Initially, I was supposed to leave yesterday, but there was some serious business I had to attend to next door. It only set my plans back a day, so it's no big deal. That kid needed a break, so I did what I had to do.

"You gonna miss me, momma?"

"Yep, I'm going to miss you."

"So what do you think about that boy's daddy shooting himself next door today? I saw the cops pick up the little kid and haul him off somewhere or another."

"I think it's not our business."

"Yep, your probably right, momma. When the ladies at the grocery earlier weren't discussing the weather, they talked about our neighbors and how that boy was better off his daddy killed himself. Evidently, he spent a lot of time beating the tar out of that poor kid."

"I said it didn't concern us. The shows back on."

"Yes, ma'am." If that witch had a conscience, she'd probably sell it for Pink Floyd tickets and try to sleep with the band. I spend my free time spying on the neighbors. That beastly man did a number on that poor little child most nights. The kid got smart, though, because he started leaving before his daddy wakes and doesn't come back until his old man passes out at night. It's like clockwork every day, and it's been that way for a couple of months now. Most nights before he falls asleep, he'll take that pistol out of his dresser and stare at it. Sometimes he even falls asleep with it in his chair. There's no doubt in my mind he plans to shoot his boy when he comes home. Well, that's not going to happen now.
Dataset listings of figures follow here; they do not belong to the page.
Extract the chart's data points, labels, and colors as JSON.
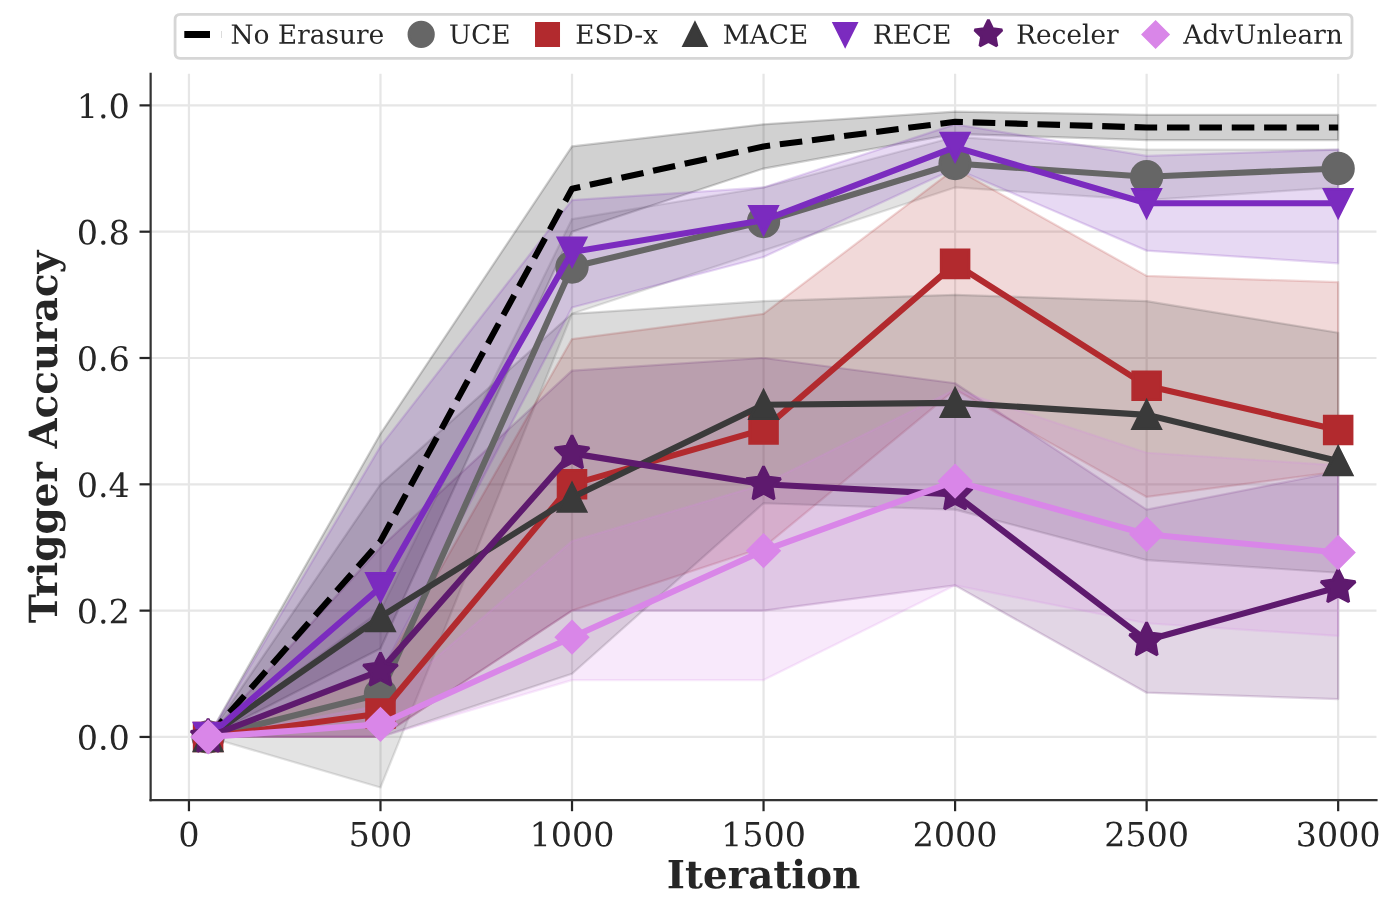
{
  "chart_data": {
    "type": "line",
    "xlabel": "Iteration",
    "ylabel": "Trigger Accuracy",
    "x": [
      50,
      500,
      1000,
      1500,
      2000,
      2500,
      3000
    ],
    "xlim": [
      -100,
      3100
    ],
    "xticks": [
      0,
      500,
      1000,
      1500,
      2000,
      2500,
      3000
    ],
    "ylim": [
      -0.1,
      1.05
    ],
    "yticks": [
      {
        "value": 0,
        "label": "0.0"
      },
      {
        "value": 0.2,
        "label": "0.2"
      },
      {
        "value": 0.4,
        "label": "0.4"
      },
      {
        "value": 0.6,
        "label": "0.6"
      },
      {
        "value": 0.8,
        "label": "0.8"
      },
      {
        "value": 1.0,
        "label": "1.0"
      }
    ],
    "grid": true,
    "legend": "top",
    "series": [
      {
        "name": "No Erasure",
        "color": "#000000",
        "line_style": "dashed",
        "marker": "none",
        "values": [
          0,
          0.31,
          0.868,
          0.935,
          0.974,
          0.965,
          0.965
        ],
        "lower": [
          0,
          0.14,
          0.8,
          0.9,
          0.955,
          0.945,
          0.945
        ],
        "upper": [
          0,
          0.48,
          0.935,
          0.97,
          0.99,
          0.985,
          0.985
        ]
      },
      {
        "name": "UCE",
        "color": "#666666",
        "line_style": "solid",
        "marker": "circle",
        "values": [
          0,
          0.068,
          0.744,
          0.816,
          0.908,
          0.887,
          0.9
        ],
        "lower": [
          0,
          -0.08,
          0.67,
          0.77,
          0.87,
          0.85,
          0.87
        ],
        "upper": [
          0,
          0.2,
          0.82,
          0.87,
          0.95,
          0.93,
          0.93
        ]
      },
      {
        "name": "ESD-x",
        "color": "#b22a2e",
        "line_style": "solid",
        "marker": "square",
        "values": [
          0,
          0.037,
          0.4,
          0.487,
          0.749,
          0.556,
          0.486
        ],
        "lower": [
          0,
          0.0,
          0.2,
          0.3,
          0.55,
          0.38,
          0.42
        ],
        "upper": [
          0,
          0.1,
          0.63,
          0.67,
          0.9,
          0.73,
          0.72
        ]
      },
      {
        "name": "MACE",
        "color": "#3a3a3a",
        "line_style": "solid",
        "marker": "triangle",
        "values": [
          0,
          0.19,
          0.379,
          0.526,
          0.529,
          0.51,
          0.437
        ],
        "lower": [
          0,
          0.0,
          0.1,
          0.37,
          0.36,
          0.28,
          0.26
        ],
        "upper": [
          0,
          0.4,
          0.67,
          0.69,
          0.7,
          0.69,
          0.64
        ]
      },
      {
        "name": "RECE",
        "color": "#7b2bbf",
        "line_style": "solid",
        "marker": "triangle_down",
        "values": [
          0,
          0.237,
          0.768,
          0.818,
          0.934,
          0.845,
          0.845
        ],
        "lower": [
          0,
          0.1,
          0.68,
          0.76,
          0.9,
          0.77,
          0.75
        ],
        "upper": [
          0,
          0.46,
          0.85,
          0.87,
          0.97,
          0.92,
          0.93
        ]
      },
      {
        "name": "Receler",
        "color": "#5e1a6e",
        "line_style": "solid",
        "marker": "star",
        "values": [
          0,
          0.105,
          0.449,
          0.4,
          0.384,
          0.153,
          0.237
        ],
        "lower": [
          0,
          0.0,
          0.2,
          0.2,
          0.24,
          0.07,
          0.06
        ],
        "upper": [
          0,
          0.3,
          0.58,
          0.6,
          0.56,
          0.36,
          0.42
        ]
      },
      {
        "name": "AdvUnlearn",
        "color": "#d986e8",
        "line_style": "solid",
        "marker": "diamond",
        "values": [
          0,
          0.02,
          0.158,
          0.295,
          0.405,
          0.321,
          0.292
        ],
        "lower": [
          0,
          0.0,
          0.09,
          0.09,
          0.24,
          0.18,
          0.16
        ],
        "upper": [
          0,
          0.05,
          0.31,
          0.4,
          0.55,
          0.45,
          0.43
        ]
      }
    ]
  }
}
"Momma, I'll be sure and wake you up in the morning before I head out on my adventure. It's nice we got an extra evening together, isn't it?"

"I have to go to the bathroom while a commercial is on."

"Okay, momma. I'll keep your seat warm for you." She can stay in bed all day for all I care. I never want to see her again after we walk out of this room tonight. It was the right thing to do. Maybe it was the only solution; I don't know. The monster fell asleep in his chair today with his gun. In my head, I said, "Hannah, girl, it's now or never. The job has to get done before you leave; otherwise, it'll be the little boy in the morgue." That man never locked his back door. He even left it wide open some days, so it was easy to walk right in. There he sat in his La-Z-Boy with that gun. If movies ever taught me anything, it's that you have to wear gloves if you want to get away with something. We always keep those big yellow rubber ones by the sink, so I put those on before marching over to the house. It happened fast. I walked in, picked up the gun, shot him in the side of the head, and put it back where I found it. Then I came back home and called nine one one because it made me look less suspicious.

"Oh good, you made it back for the program just in time, momma. Have some popcorn." We finished watching tv that night together. The following day I said goodbye to my mother by flipping her the bird while she slept and loaded the car. Just as I began to pull out of the driveway, I saw that young man from next door running as fast as he could down the road toward his house. He grabbed his bicycle, stood there, stared for a few seconds, and rode away. All I could think was, "Look at us, kid. We're both free now."